Mediator 106 is bidirectional in that it is possible to invoke business process related functions (e.g., business process initiation, human task claiming, etc.) using communications channels and vice versa.
Referring now to
As shown, the techniques for controlling access to at least one resource may be implemented in accordance with a processor 410, a memory 412, I/O devices 414, and a network interface 416, coupled via a computer bus 318 or alternate connection arrangement.
It is to be appreciated that the term “processor” as used herein is intended to include any processing device, such as, for example, one that includes a CPU (central processing unit) and/or other processing circuitry. It is also to be understood that the term “processor” may refer to more than one processing device and that various elements associated with a processing device may be shared by other processing devices.
The term “memory” as used herein is intended to include memory associated with a processor or CPU, such as, for example, RAM, ROM, a fixed memory device (e.g., hard drive), a removable memory device (e.g., diskette), flash memory, etc. Such memory may be considered a computer readable storage medium.
In addition, the phrase “input/output devices” or “I/O devices” as used herein is intended to include, for example, one or more input devices (e.g., keyboard, mouse, scanner, etc.) for entering data to the processing unit, and/or one or more output devices (e.g., speaker, display, printer, etc.) for presenting results associated with the processing unit.
The flowchart and block diagrams in the figures illustrate the architecture, functionality, and operation of possible implementations of systems, methods and computer program products according to various embodiments of the invention. In this regard, each block in the flowchart or block diagrams may represent a module, segment, or portion of code, which comprises one or more executable instructions for implementing the specified logical function(s).
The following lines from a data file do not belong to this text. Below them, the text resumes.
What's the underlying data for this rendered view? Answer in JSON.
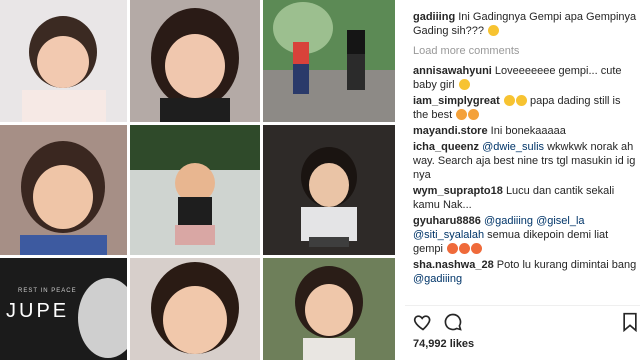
{
  "grid": {
    "banner_small": "REST IN PEACE",
    "banner_big": "JUPE"
  },
  "comments": [
    {
      "user": "gadiiing",
      "text": "Ini Gadingnya Gempi apa Gempinya Gading sih???"
    },
    {
      "type": "load",
      "text": "Load more comments"
    },
    {
      "user": "annisawahyuni",
      "text": "Loveeeeeee gempi... cute baby girl"
    },
    {
      "user": "iam_simplygreat",
      "text": "papa dading still is the best"
    },
    {
      "user": "mayandi.store",
      "text": "Ini bonekaaaaa"
    },
    {
      "user": "icha_queenz",
      "mention": "@dwie_sulis",
      "text": "wkwkwk norak ah way. Search aja best nine trs tgl masukin id ig nya"
    },
    {
      "user": "wym_suprapto18",
      "text": "Lucu dan cantik sekali kamu Nak..."
    },
    {
      "user": "gyuharu8886",
      "mention": "@gadiiing @gisel_la @siti_syalalah",
      "text": "semua dikepoin demi liat gempi"
    },
    {
      "user": "sha.nashwa_28",
      "text": "Poto lu kurang dimintai bang",
      "mention2": "@gadiiing"
    }
  ],
  "actions": {
    "like_icon": "heart-icon",
    "comment_icon": "comment-icon",
    "bookmark_icon": "bookmark-icon"
  },
  "likes": "74,992 likes"
}
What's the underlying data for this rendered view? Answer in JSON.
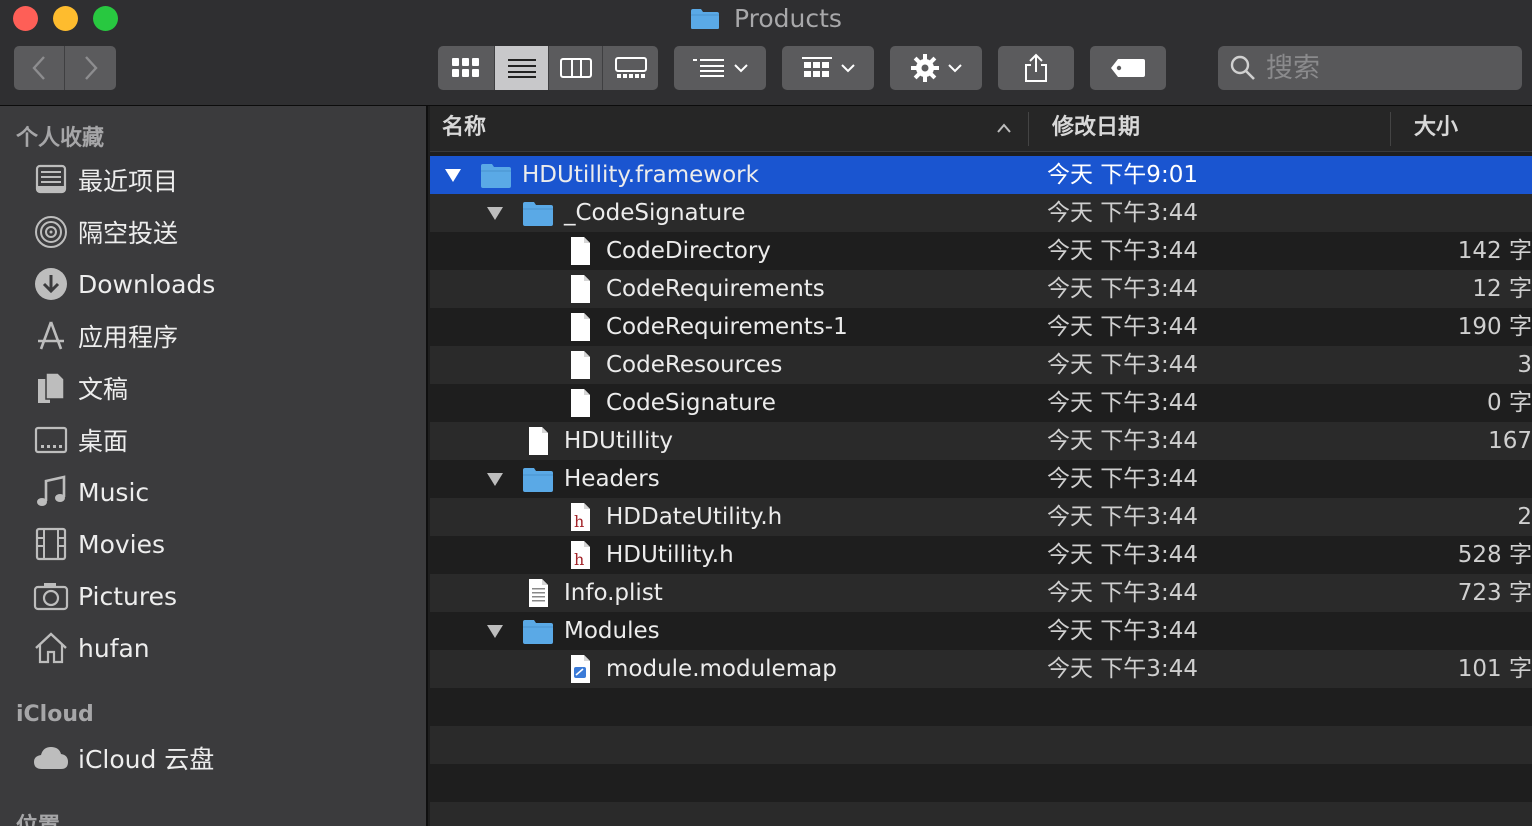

It should also be noted that, in some alternative implementations, the functions noted in the block may occur out of the order noted in the figures. For example, two blocks shown in succession may, in fact, be executed substantially concurrently, or the blocks may sometimes be executed in the reverse order, depending upon the functionality involved. It will also be noted that each block of the block diagrams and/or flowchart illustration, and combinations of blocks in the block diagrams and/or flowchart illustration, can be implemented by special purpose hardware-based systems that perform the specified functions or acts, or combinations of special purpose hardware and computer instructions.
It will be appreciated that any of the elements described hereinabove may be implemented as a computer program product embodied in a computer-readable medium, such as in the form of computer program instructions stored on magnetic or optical storage media or embedded within computer hardware, and may be executed by or otherwise accessible to a computer (not shown).
While the methods and apparatus herein may or may not have been described with reference to specific computer hardware or software, it is appreciated that the methods and apparatus described herein may be readily implemented in computer hardware or software using conventional techniques.
While the invention has been described with reference to one or more specific embodiments, the description is intended to be illustrative of the invention as a whole and is not to be construed as limiting the invention to the embodiments shown. It is appreciated that various modifications may occur to those skilled in the art that, while not specifically shown herein, are nevertheless within the true spirit and scope of the invention.